Subiektywna recenzja Samsung Galaxy S4 GT-I9505

Samsung Galaxy S4

Niedawno, przez niespełna 9 miesięcy, miałem przyjemność pracować w Samsung R&D Center Poland w Warszawie. Jednym z dużych plusów pracy w tej korporacji jest możliwość zetknięcia się z produktami producenta, także tymi, których jeszcze nie ma na rynku. Będąc pracownikiem Samsunga stałem się posiadaczem kilku telefonów z serii Galaxy: S2+, S3 a na sam koniec – S4.

Nie ma co kryć – było to naprawdę wartościowe doświadczenie. Można powiedzieć, że dzięki niemu teraz mogę korzystać z mojego wysłużonego LG GT540 bez ciśnienia na flagshipy.

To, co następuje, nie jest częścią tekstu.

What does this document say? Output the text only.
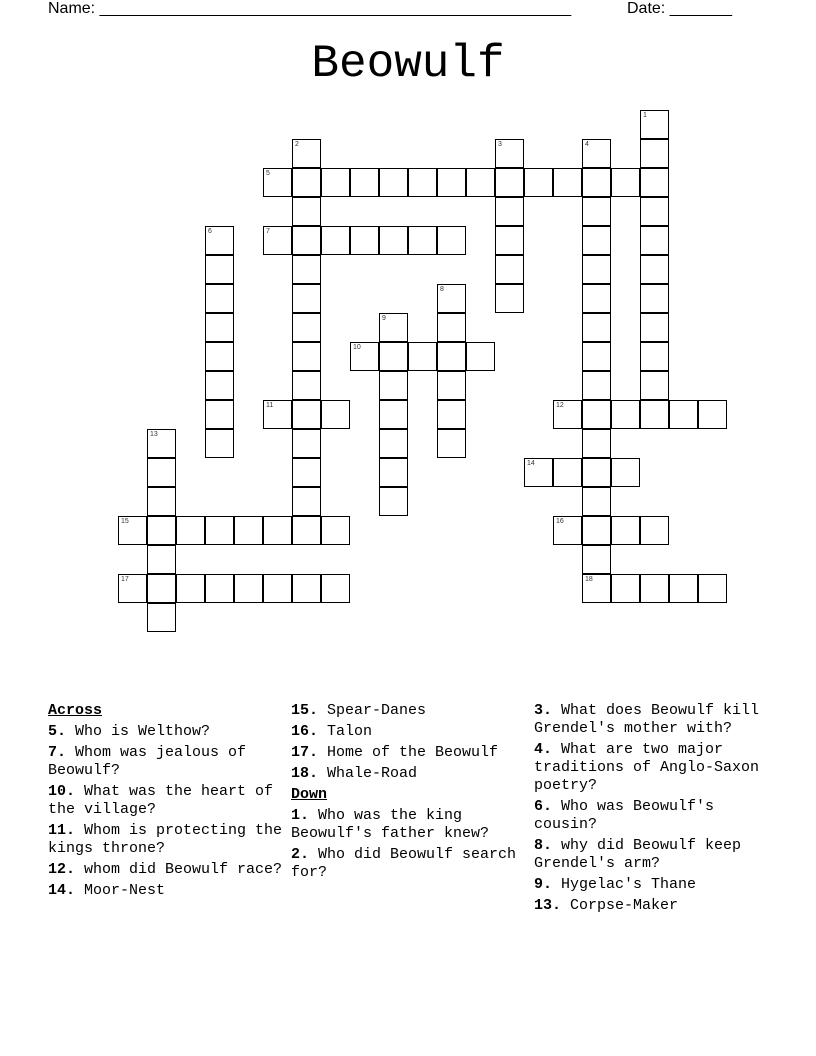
Name: _____________________________________________________	Date: _______
Beowulf
5
7
10
11	12
14
15	16
17	18
1
2	3	4
6
8
9
13
Across
5. Who is Welthow?
7. Whom was jealous of Beowulf?
10. What was the heart of the village?
11. Whom is protecting the kings throne?
12. whom did Beowulf race?
14. Moor-Nest
15. Spear-Danes
16. Talon
17. Home of the Beowulf
18. Whale-Road
Down
1. Who was the king Beowulf's father knew?
2. Who did Beowulf search for?
3. What does Beowulf kill Grendel's mother with?
4. What are two major traditions of Anglo-Saxon poetry?
6. Who was Beowulf's cousin?
8. why did Beowulf keep Grendel's arm?
9. Hygelac's Thane
13. Corpse-Maker
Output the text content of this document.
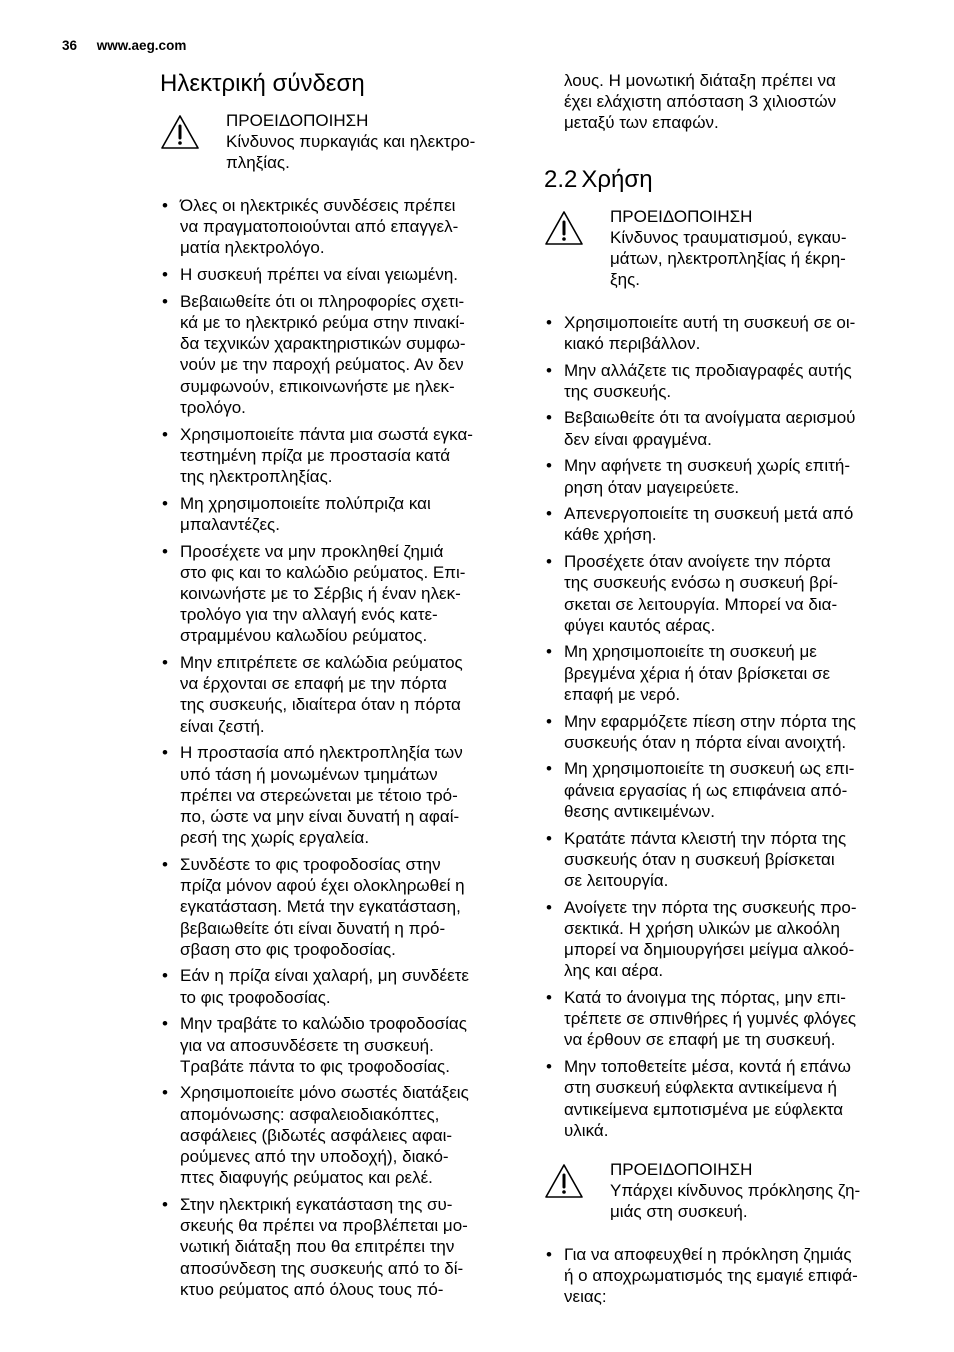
36 www.aeg.com
Ηλεκτρική σύνδεση
ΠΡΟΕΙΔΟΠΟΙΗΣΗ
Κίνδυνος πυρκαγιάς και ηλεκτρο-
πληξίας.
• Όλες οι ηλεκτρικές συνδέσεις πρέπει
να πραγματοποιούνται από επαγγελ-
ματία ηλεκτρολόγο.
• Η συσκευή πρέπει να είναι γειωμένη.
• Βεβαιωθείτε ότι οι πληροφορίες σχετι-
κά με το ηλεκτρικό ρεύμα στην πινακί-
δα τεχνικών χαρακτηριστικών συμφω-
νούν με την παροχή ρεύματος. Αν δεν
συμφωνούν, επικοινωνήστε με ηλεκ-
τρολόγο.
• Χρησιμοποιείτε πάντα μια σωστά εγκα-
τεστημένη πρίζα με προστασία κατά
της ηλεκτροπληξίας.
• Μη χρησιμοποιείτε πολύπριζα και
μπαλαντέζες.
• Προσέχετε να μην προκληθεί ζημιά
στο φις και το καλώδιο ρεύματος. Επι-
κοινωνήστε με το Σέρβις ή έναν ηλεκ-
τρολόγο για την αλλαγή ενός κατε-
στραμμένου καλωδίου ρεύματος.
• Μην επιτρέπετε σε καλώδια ρεύματος
να έρχονται σε επαφή με την πόρτα
της συσκευής, ιδιαίτερα όταν η πόρτα
είναι ζεστή.
• Η προστασία από ηλεκτροπληξία των
υπό τάση ή μονωμένων τμημάτων
πρέπει να στερεώνεται με τέτοιο τρό-
πο, ώστε να μην είναι δυνατή η αφαί-
ρεσή της χωρίς εργαλεία.
• Συνδέστε το φις τροφοδοσίας στην
πρίζα μόνον αφού έχει ολοκληρωθεί η
εγκατάσταση. Μετά την εγκατάσταση,
βεβαιωθείτε ότι είναι δυνατή η πρό-
σβαση στο φις τροφοδοσίας.
• Εάν η πρίζα είναι χαλαρή, μη συνδέετε
το φις τροφοδοσίας.
• Μην τραβάτε το καλώδιο τροφοδοσίας
για να αποσυνδέσετε τη συσκευή.
Τραβάτε πάντα το φις τροφοδοσίας.
• Χρησιμοποιείτε μόνο σωστές διατάξεις
απομόνωσης: ασφαλειοδιακόπτες,
ασφάλειες (βιδωτές ασφάλειες αφαι-
ρούμενες από την υποδοχή), διακό-
πτες διαφυγής ρεύματος και ρελέ.
• Στην ηλεκτρική εγκατάσταση της συ-
σκευής θα πρέπει να προβλέπεται μο-
νωτική διάταξη που θα επιτρέπει την
αποσύνδεση της συσκευής από το δί-
κτυο ρεύματος από όλους τους πό-
λους. Η μονωτική διάταξη πρέπει να
έχει ελάχιστη απόσταση 3 χιλιοστών
μεταξύ των επαφών.
2.2 Χρήση
ΠΡΟΕΙΔΟΠΟΙΗΣΗ
Κίνδυνος τραυματισμού, εγκαυ-
μάτων, ηλεκτροπληξίας ή έκρη-
ξης.
• Χρησιμοποιείτε αυτή τη συσκευή σε οι-
κιακό περιβάλλον.
• Μην αλλάζετε τις προδιαγραφές αυτής
της συσκευής.
• Βεβαιωθείτε ότι τα ανοίγματα αερισμού
δεν είναι φραγμένα.
• Μην αφήνετε τη συσκευή χωρίς επιτή-
ρηση όταν μαγειρεύετε.
• Απενεργοποιείτε τη συσκευή μετά από
κάθε χρήση.
• Προσέχετε όταν ανοίγετε την πόρτα
της συσκευής ενόσω η συσκευή βρί-
σκεται σε λειτουργία. Μπορεί να δια-
φύγει καυτός αέρας.
• Μη χρησιμοποιείτε τη συσκευή με
βρεγμένα χέρια ή όταν βρίσκεται σε
επαφή με νερό.
• Μην εφαρμόζετε πίεση στην πόρτα της
συσκευής όταν η πόρτα είναι ανοιχτή.
• Μη χρησιμοποιείτε τη συσκευή ως επι-
φάνεια εργασίας ή ως επιφάνεια από-
θεσης αντικειμένων.
• Κρατάτε πάντα κλειστή την πόρτα της
συσκευής όταν η συσκευή βρίσκεται
σε λειτουργία.
• Ανοίγετε την πόρτα της συσκευής προ-
σεκτικά. Η χρήση υλικών με αλκοόλη
μπορεί να δημιουργήσει μείγμα αλκοό-
λης και αέρα.
• Κατά το άνοιγμα της πόρτας, μην επι-
τρέπετε σε σπινθήρες ή γυμνές φλόγες
να έρθουν σε επαφή με τη συσκευή.
• Μην τοποθετείτε μέσα, κοντά ή επάνω
στη συσκευή εύφλεκτα αντικείμενα ή
αντικείμενα εμποτισμένα με εύφλεκτα
υλικά.
ΠΡΟΕΙΔΟΠΟΙΗΣΗ
Υπάρχει κίνδυνος πρόκλησης ζη-
μιάς στη συσκευή.
• Για να αποφευχθεί η πρόκληση ζημιάς
ή ο αποχρωματισμός της εμαγιέ επιφά-
νειας:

Oczywiście nie oznacza to, że nie chcę lepszego telefonu (epopeja z wyszukiwaniem odpowiedniej oferty to temat na osobny wpis), ale mam do tego większy dystans.

Pierwsze wrażenie

Nie będę oszukiwał – gdy dostałem swój egzemplarz S4, jarałem się jak strzecha po uderzeniu pioruna 😉 Było to podekscytowanie ogólne, nie związane z wyglądem czy możliwościami telefonu – po prostu byłem ciekawy z czym mam do czynienia. W moim przypadku była to bezpośrednia wymiana S3 na S4, więc w grę wchodziło duże przyzwyczajenie wizualne, dlatego przez pierwsze 2-3 dni wydawało mi się, że S4 jest brzydszy od poprzednika. Po opatrzeniu się i przyzwyczajeniu, uznałem że jednak jest to krok w dobrą stronę i że telefon prezentuje się bardzo dobrze. Sytuacja zmieniała się jednak jak w kalejdoskopie, ale o tym później…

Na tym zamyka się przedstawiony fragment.